Multiple witnesses also alleged that KNU personnel restricted movement at several exits and opened fire in the direction of civilians attempting to flee. Survivor accounts collected from inside the compounds describe individuals being “hit by bullets while running,” “bodies on the ground with no one able to retrieve them,” and “several people dead but the doors still closed.” These claims remain unverified but were repeated across separate chat groups and voice notes during the height of the chaos, indicating widespread fear and confusion about who was shooting and where safe exits, if any, remained.
Videos recorded by witnesses inside Shunda confirm these accounts. In the first, filmed from behind a window, groups of workers can be seen running through open areas while others crouch beside bodies on the ground. Scattered belongings suggest a desperate mass escape attempt. In the second video, a person lies motionless on an exposed concrete yard, unresponsive, with other workers too afraid to approach due to ongoing gunfire. The third video below, filmed across a stairwell in Shunda’s residential block, captures a body collapsed beside a doorway marked “B,” with no movement and no one daring to retrieve the injured — reinforcing survivor accounts that stairwells and exits became lethal choke points.
Meanwhile, KNU asserts that their forces did not fire on civilians and that all gunfire came from armed individuals who remained inside the compound after DKBA control collapsed. KNU officials stated their focus was on securing the perimeter, stabilizing the situation, and preventing additional casualties. According to their statement, remnants of armed actors — believed to be DKBA-aligned guards or private security personnel — opened fire on fleeing workers inside Shunda during the breakdown of command.
The interconnected collapse of Baoli and Shunda provides a rare look into the structure of Myawaddy’s scam-compound economy. These zones function as self-contained criminal ecosystems where workers live, work, sleep, and attempt escape under militia supervision and threat of violence. When DKBA control disintegrated, Baoli fell first, sending workers into Shunda; Shunda then became overloaded, and armed actors responded to mass escape attempts with lethal force. The footage recorded by witnesses shows the consequences with stark clarity — bodies left on staircases, individuals collapsing in open areas, and crowds running through the compound as gunfire echoed around them.
Yet multiple survivor testimonies also allege that KNU personnel opened fire toward fleeing civilians, contradicting elements of the official announcement. These accounts remain unverified but were shared independently by numerous workers inside both compounds, underscoring the gap between on-ground experiences and the narratives released publicly.
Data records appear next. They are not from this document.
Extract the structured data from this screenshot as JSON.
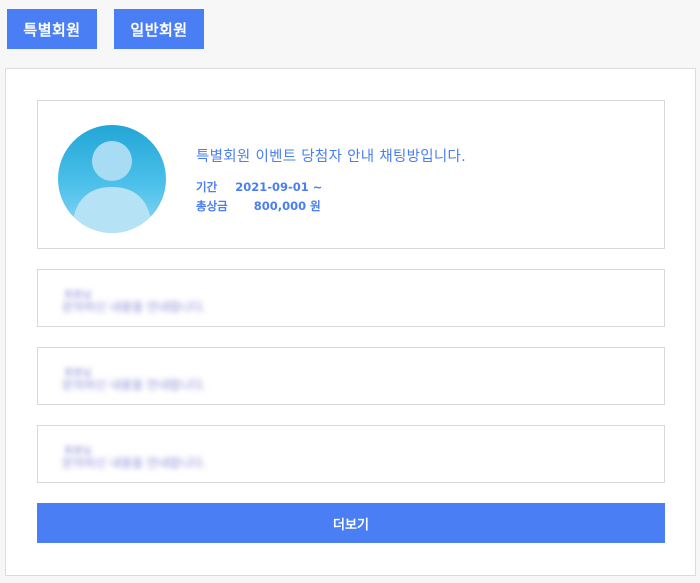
{
  "tabs": [
    {
      "label": "특별회원"
    },
    {
      "label": "일반회원"
    }
  ],
  "event": {
    "title": "특별회원 이벤트 당첨자 안내 채팅방입니다.",
    "period_label": "기간",
    "period_value": "2021-09-01 ~",
    "prize_label": "총상금",
    "prize_value": "800,000 원"
  },
  "messages": [
    {
      "name": "회원님",
      "text": "문의하신 내용을 안내합니다."
    },
    {
      "name": "회원님",
      "text": "문의하신 내용을 안내합니다."
    },
    {
      "name": "회원님",
      "text": "문의하신 내용을 안내합니다."
    }
  ],
  "more_label": "더보기",
  "colors": {
    "accent": "#4a7ef5",
    "border": "#d8d8d8",
    "background": "#f7f7f7",
    "avatar_top": "#22a6d6",
    "avatar_bottom": "#8fd7f4"
  },
  "icons": {
    "avatar": "user-silhouette-icon"
  }
}
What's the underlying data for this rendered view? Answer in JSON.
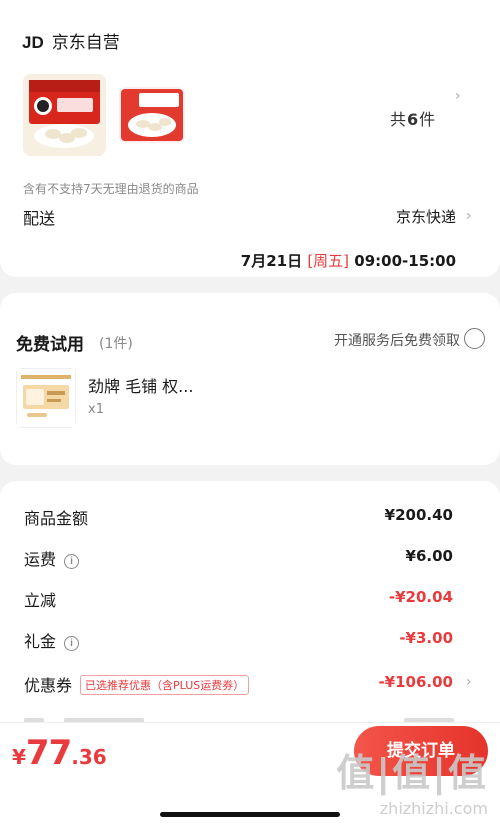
{
  "store": {
    "logo": "JD",
    "name": "京东自营"
  },
  "order": {
    "total_prefix": "共",
    "total_num": "6",
    "total_suffix": "件",
    "return_note": "含有不支持7天无理由退货的商品",
    "delivery_label": "配送",
    "delivery_method": "京东快递",
    "delivery_date": "7月21日",
    "delivery_day": "[周五]",
    "delivery_window": "09:00-15:00"
  },
  "trial": {
    "title": "免费试用",
    "count": "(1件)",
    "cta": "开通服务后免费领取",
    "item_name": "劲牌 毛铺 权...",
    "item_qty": "x1"
  },
  "price": {
    "goods_label": "商品金额",
    "goods_value": "¥200.40",
    "shipping_label": "运费",
    "shipping_value": "¥6.00",
    "discount_label": "立减",
    "discount_value": "-¥20.04",
    "gift_label": "礼金",
    "gift_value": "-¥3.00",
    "coupon_label": "优惠券",
    "coupon_tag": "已选推荐优惠（含PLUS运费券）",
    "coupon_value": "-¥106.00"
  },
  "footer": {
    "currency": "¥",
    "total_int": "77",
    "total_dec": ".36",
    "submit_label": "提交订单"
  },
  "watermark": {
    "big": "值|值|值",
    "small": "zhizhizhi.com"
  },
  "colors": {
    "accent": "#e93b3d",
    "background": "#f2f2f2"
  }
}
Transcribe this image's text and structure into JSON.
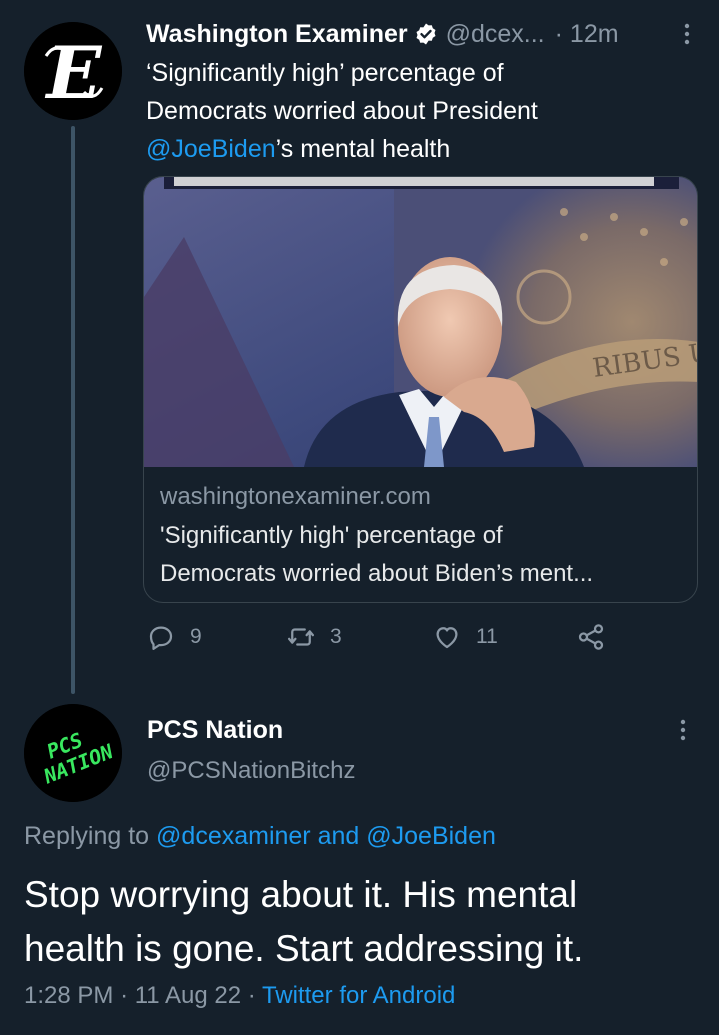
{
  "parent_tweet": {
    "display_name": "Washington Examiner",
    "handle": "@dcex...",
    "time": "· 12m",
    "avatar_letter": "E",
    "text_line1": "‘Significantly high’ percentage of",
    "text_line2": "Democrats worried about President",
    "text_mention": "@JoeBiden",
    "text_line3_rest": "’s mental health",
    "card": {
      "image_text": "RIBUS UNUM",
      "domain": "washingtonexaminer.com",
      "title_line1": "'Significantly high' percentage of",
      "title_line2": "Democrats worried about Biden’s ment..."
    },
    "actions": {
      "replies": "9",
      "retweets": "3",
      "likes": "11"
    }
  },
  "reply_tweet": {
    "display_name": "PCS Nation",
    "handle": "@PCSNationBitchz",
    "avatar_text_1": "PCS",
    "avatar_text_2": "NATION",
    "replying_prefix": "Replying to",
    "replying_to_1": "@dcexaminer",
    "replying_and": "and",
    "replying_to_2": "@JoeBiden",
    "body_line1": "Stop worrying about it. His mental",
    "body_line2": "health is gone. Start addressing it.",
    "time": "1:28 PM",
    "date": "11 Aug 22",
    "sep": "·",
    "source": "Twitter for Android"
  },
  "colors": {
    "background": "#15202b",
    "accent": "#1d9bf0",
    "secondary_text": "#8b98a5",
    "reply_avatar_text": "#39e75f"
  }
}
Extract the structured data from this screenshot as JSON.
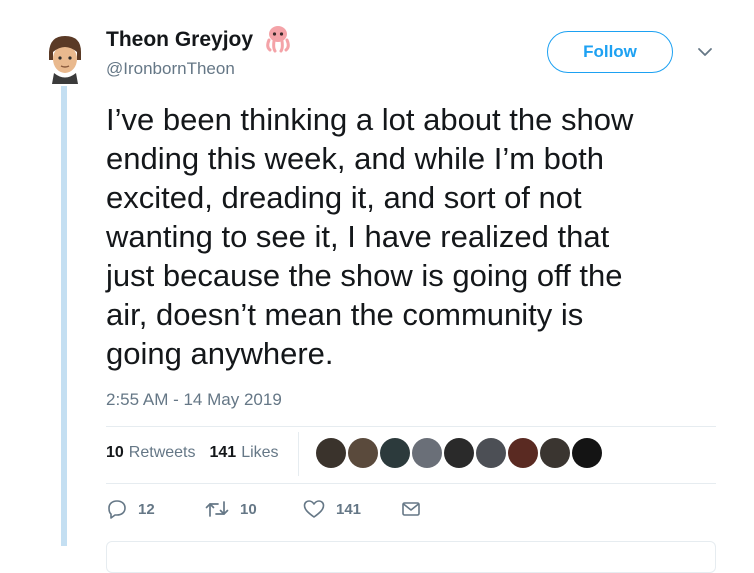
{
  "author": {
    "display_name": "Theon Greyjoy",
    "handle": "@IronbornTheon",
    "name_emoji": "octopus-emoji"
  },
  "follow_label": "Follow",
  "tweet": {
    "text": "I’ve been thinking a lot about the show\nending this week, and while I’m both\nexcited, dreading it, and sort of not\nwanting to see it, I have realized that\njust because the show is going off the\nair, doesn’t mean the community is\ngoing anywhere.",
    "timestamp": "2:55 AM - 14 May 2019"
  },
  "stats": {
    "retweets_count": "10",
    "retweets_label": "Retweets",
    "likes_count": "141",
    "likes_label": "Likes"
  },
  "liker_avatars": [
    {
      "color": "#3a332c"
    },
    {
      "color": "#5a4a3c"
    },
    {
      "color": "#2c3a3c"
    },
    {
      "color": "#6a6f78"
    },
    {
      "color": "#2a2a2a"
    },
    {
      "color": "#4c4f55"
    },
    {
      "color": "#5a2a22"
    },
    {
      "color": "#3a3530"
    },
    {
      "color": "#141414"
    }
  ],
  "actions": {
    "reply_count": "12",
    "retweet_count": "10",
    "like_count": "141"
  },
  "colors": {
    "accent": "#1da1f2",
    "secondary_text": "#657786",
    "thread_line": "#c4dff2"
  }
}
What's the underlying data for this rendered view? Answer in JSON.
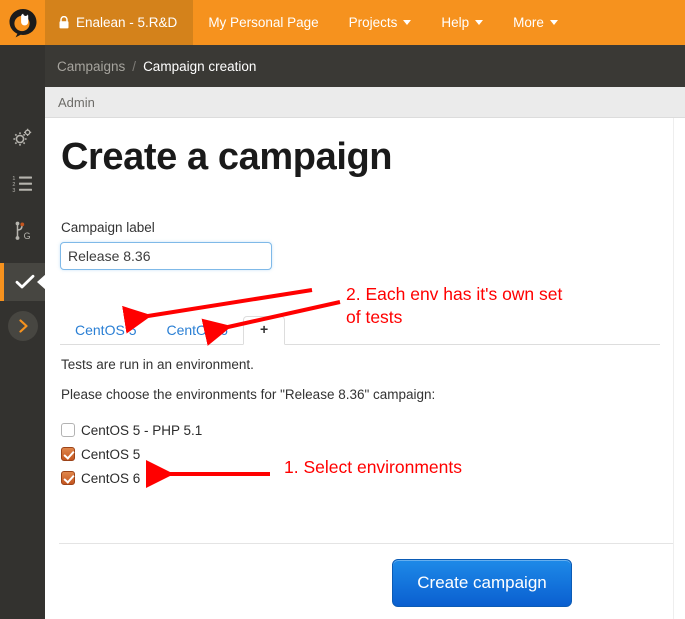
{
  "navbar": {
    "logo_name": "tuleap-logo",
    "project": {
      "label": "Enalean - 5.R&D",
      "icon": "lock-icon"
    },
    "items": [
      {
        "label": "My Personal Page",
        "has_caret": false
      },
      {
        "label": "Projects",
        "has_caret": true
      },
      {
        "label": "Help",
        "has_caret": true
      },
      {
        "label": "More",
        "has_caret": true
      }
    ]
  },
  "sidebar": {
    "items": [
      {
        "name": "gears-icon",
        "title": "Admin"
      },
      {
        "name": "ordered-list-icon",
        "title": "Trackers"
      },
      {
        "name": "git-icon",
        "title": "Git"
      },
      {
        "name": "check-icon",
        "title": "Test Management",
        "active": true
      }
    ],
    "expand_label": "chevron-right-icon"
  },
  "breadcrumb": {
    "parent": "Campaigns",
    "separator": "/",
    "current": "Campaign creation"
  },
  "admin_bar": {
    "label": "Admin"
  },
  "main": {
    "title": "Create a campaign",
    "field_label": "Campaign label",
    "field_value": "Release 8.36",
    "field_placeholder": "Campaign label",
    "tabs": [
      {
        "label": "CentOS 5",
        "active": false
      },
      {
        "label": "CentOS 6",
        "active": false
      },
      {
        "label": "+",
        "active": true
      }
    ],
    "intro_line": "Tests are run in an environment.",
    "choose_line": "Please choose the environments for \"Release 8.36\" campaign:",
    "environments": [
      {
        "label": "CentOS 5 - PHP 5.1",
        "checked": false
      },
      {
        "label": "CentOS 5",
        "checked": true
      },
      {
        "label": "CentOS 6",
        "checked": true
      }
    ],
    "submit_label": "Create campaign"
  },
  "annotations": [
    {
      "id": "annotation-2",
      "text": "2. Each env has it's own set\nof tests",
      "color": "#ff0000"
    },
    {
      "id": "annotation-1",
      "text": "1. Select environments",
      "color": "#ff0000"
    }
  ],
  "colors": {
    "brand_orange": "#f6921e",
    "project_orange": "#d4821b",
    "dark_chrome": "#33322f",
    "breadcrumb_dark": "#3a3935",
    "link_blue": "#2a7fd4",
    "button_blue": "#0a5fd0",
    "checkbox_orange": "#c4551f",
    "annotation_red": "#ff0000"
  }
}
Investigations into the events inside Baoli and Shunda are expected to continue once the area stabilizes. The KNU has called for international cooperation, noting that the scale of the compound, the number of foreign nationals involved, and the amount of physical and digital evidence exceed its investigative capacity. Thai authorities and several foreign embassies have begun seeking updates on the conditions and whereabouts of their citizens.
For now, the fall of Baoli and Shunda in Min Let Pan stands as one of the most visible and documented collapses of a Myanmar scam compound to date, revealing the inner workings and human cost of an industry that has flourished for years behind barricades, militias, and absolute control.